Author(s): Solomon DA, Keitner GI, Miller IW, Shea MT, Keller MB
BACKGROUND: Both naturalistic studies and treatment research on bipolar disorder are reviewed to describe its clinical course, the need for maintenance therapy, the efficacy of current pharmacologic prophylaxis, and the empirical basis for more comprehensive approaches to treatment.
METHOD: Articles were identified through computerized literature searches and from bibliographies of published studies, review articles, and textbooks.

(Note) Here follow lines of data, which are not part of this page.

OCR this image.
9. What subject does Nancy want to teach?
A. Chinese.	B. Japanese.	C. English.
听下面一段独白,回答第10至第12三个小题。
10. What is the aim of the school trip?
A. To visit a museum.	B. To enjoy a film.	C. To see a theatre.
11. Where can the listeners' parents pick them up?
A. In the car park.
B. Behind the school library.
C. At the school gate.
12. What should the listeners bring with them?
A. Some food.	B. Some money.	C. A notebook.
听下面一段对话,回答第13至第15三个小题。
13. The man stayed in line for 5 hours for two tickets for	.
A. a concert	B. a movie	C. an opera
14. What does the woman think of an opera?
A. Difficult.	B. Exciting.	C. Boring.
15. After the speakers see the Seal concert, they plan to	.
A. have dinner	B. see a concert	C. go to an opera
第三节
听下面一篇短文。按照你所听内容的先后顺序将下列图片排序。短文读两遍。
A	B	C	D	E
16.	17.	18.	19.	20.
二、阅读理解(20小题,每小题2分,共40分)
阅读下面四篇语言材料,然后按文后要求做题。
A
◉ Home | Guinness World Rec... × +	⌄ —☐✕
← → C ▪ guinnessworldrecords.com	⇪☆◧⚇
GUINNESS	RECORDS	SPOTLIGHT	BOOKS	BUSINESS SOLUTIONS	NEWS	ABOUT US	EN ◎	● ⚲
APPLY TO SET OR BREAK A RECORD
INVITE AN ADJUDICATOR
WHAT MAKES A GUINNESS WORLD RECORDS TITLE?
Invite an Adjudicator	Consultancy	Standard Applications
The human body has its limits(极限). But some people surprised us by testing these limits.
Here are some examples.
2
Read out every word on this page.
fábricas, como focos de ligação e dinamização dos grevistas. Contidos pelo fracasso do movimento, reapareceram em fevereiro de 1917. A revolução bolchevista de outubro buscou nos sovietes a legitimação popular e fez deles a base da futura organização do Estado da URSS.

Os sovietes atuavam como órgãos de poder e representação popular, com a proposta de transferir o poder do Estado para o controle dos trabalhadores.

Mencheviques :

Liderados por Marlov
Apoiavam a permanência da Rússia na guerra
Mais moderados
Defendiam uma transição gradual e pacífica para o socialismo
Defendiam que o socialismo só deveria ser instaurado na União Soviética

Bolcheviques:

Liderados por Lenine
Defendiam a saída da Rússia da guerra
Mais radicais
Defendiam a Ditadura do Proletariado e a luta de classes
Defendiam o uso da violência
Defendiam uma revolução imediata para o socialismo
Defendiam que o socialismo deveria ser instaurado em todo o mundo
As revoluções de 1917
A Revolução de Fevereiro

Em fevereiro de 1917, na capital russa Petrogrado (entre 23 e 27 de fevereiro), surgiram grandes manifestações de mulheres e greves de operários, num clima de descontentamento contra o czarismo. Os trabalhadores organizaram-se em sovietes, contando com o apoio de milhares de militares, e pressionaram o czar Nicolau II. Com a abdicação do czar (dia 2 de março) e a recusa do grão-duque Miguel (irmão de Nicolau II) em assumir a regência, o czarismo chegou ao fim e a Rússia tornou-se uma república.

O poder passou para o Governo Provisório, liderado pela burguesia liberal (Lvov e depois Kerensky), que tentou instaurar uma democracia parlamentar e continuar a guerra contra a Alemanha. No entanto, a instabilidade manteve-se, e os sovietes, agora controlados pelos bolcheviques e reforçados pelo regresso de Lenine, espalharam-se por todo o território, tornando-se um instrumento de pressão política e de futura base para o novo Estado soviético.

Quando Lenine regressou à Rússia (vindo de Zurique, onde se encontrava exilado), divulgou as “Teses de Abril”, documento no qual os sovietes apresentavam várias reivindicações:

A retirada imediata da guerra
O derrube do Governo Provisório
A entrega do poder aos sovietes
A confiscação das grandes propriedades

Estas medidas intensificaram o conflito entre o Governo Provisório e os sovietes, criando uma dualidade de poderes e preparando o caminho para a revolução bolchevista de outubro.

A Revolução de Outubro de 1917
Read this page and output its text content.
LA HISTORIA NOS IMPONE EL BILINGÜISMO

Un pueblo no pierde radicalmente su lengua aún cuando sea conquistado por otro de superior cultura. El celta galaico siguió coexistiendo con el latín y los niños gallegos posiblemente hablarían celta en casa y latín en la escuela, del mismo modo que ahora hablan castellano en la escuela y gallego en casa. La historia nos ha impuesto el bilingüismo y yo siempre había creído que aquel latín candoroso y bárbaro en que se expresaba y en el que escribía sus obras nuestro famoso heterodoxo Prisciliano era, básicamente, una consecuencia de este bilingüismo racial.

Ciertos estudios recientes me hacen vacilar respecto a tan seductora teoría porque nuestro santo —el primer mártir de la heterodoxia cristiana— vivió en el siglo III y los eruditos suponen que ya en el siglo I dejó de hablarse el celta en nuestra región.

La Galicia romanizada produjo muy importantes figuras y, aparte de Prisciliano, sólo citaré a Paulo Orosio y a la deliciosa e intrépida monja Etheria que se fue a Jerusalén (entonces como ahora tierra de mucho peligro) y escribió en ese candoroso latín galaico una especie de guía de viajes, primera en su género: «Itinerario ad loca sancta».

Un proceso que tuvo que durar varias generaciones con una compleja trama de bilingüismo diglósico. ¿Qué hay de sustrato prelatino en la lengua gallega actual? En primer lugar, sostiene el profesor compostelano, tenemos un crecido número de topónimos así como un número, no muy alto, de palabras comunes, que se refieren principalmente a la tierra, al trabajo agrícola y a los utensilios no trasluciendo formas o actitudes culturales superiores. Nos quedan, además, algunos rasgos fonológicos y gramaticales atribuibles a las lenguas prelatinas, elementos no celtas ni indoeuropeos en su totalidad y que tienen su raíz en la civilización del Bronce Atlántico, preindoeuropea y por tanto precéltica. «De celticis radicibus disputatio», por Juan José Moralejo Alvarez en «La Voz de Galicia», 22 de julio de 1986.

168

RESULTS: Bipolar disorder is marked by multiple relapses and recurrences, as well as significant interepisode psychopathology. Within 1 year of recovery from a mood episode, half of all patients will have suffered a second episode. Various clinical and demographic variables have been investigated as risk factors for recurrence. Although lithium represents the single greatest advance in the treatment of this disease, it is clear that a substantial number of patients fail lithium prophylaxis, including those with a high frequency of prior episodes, mixed (dysphoric) mania, comorbid personality disturbance, and rapid cycling. The foremost pharmacologic alternatives to lithium are the anticonvulsants carbamazepine and valproate. Increased recognition of the psychosocial sequelae of bipolar disorder and the limitations of pharmacotherapy alone have led to the investigation of psychosocial interventions. These preliminary studies are small in number and of poor quality for the most part, but have nevertheless yielded positive findings.
CONCLUSION: Although lithium often fails to meet the clearly established need for prophylactic treatment, there is little evidence from rigorous clinical trials to support the wide-spread use of anticonvulsants in maintenance therapy. Treatment research should further examine these medications and the use of psychosocial treatments as adjuvants to pharmacotherapy.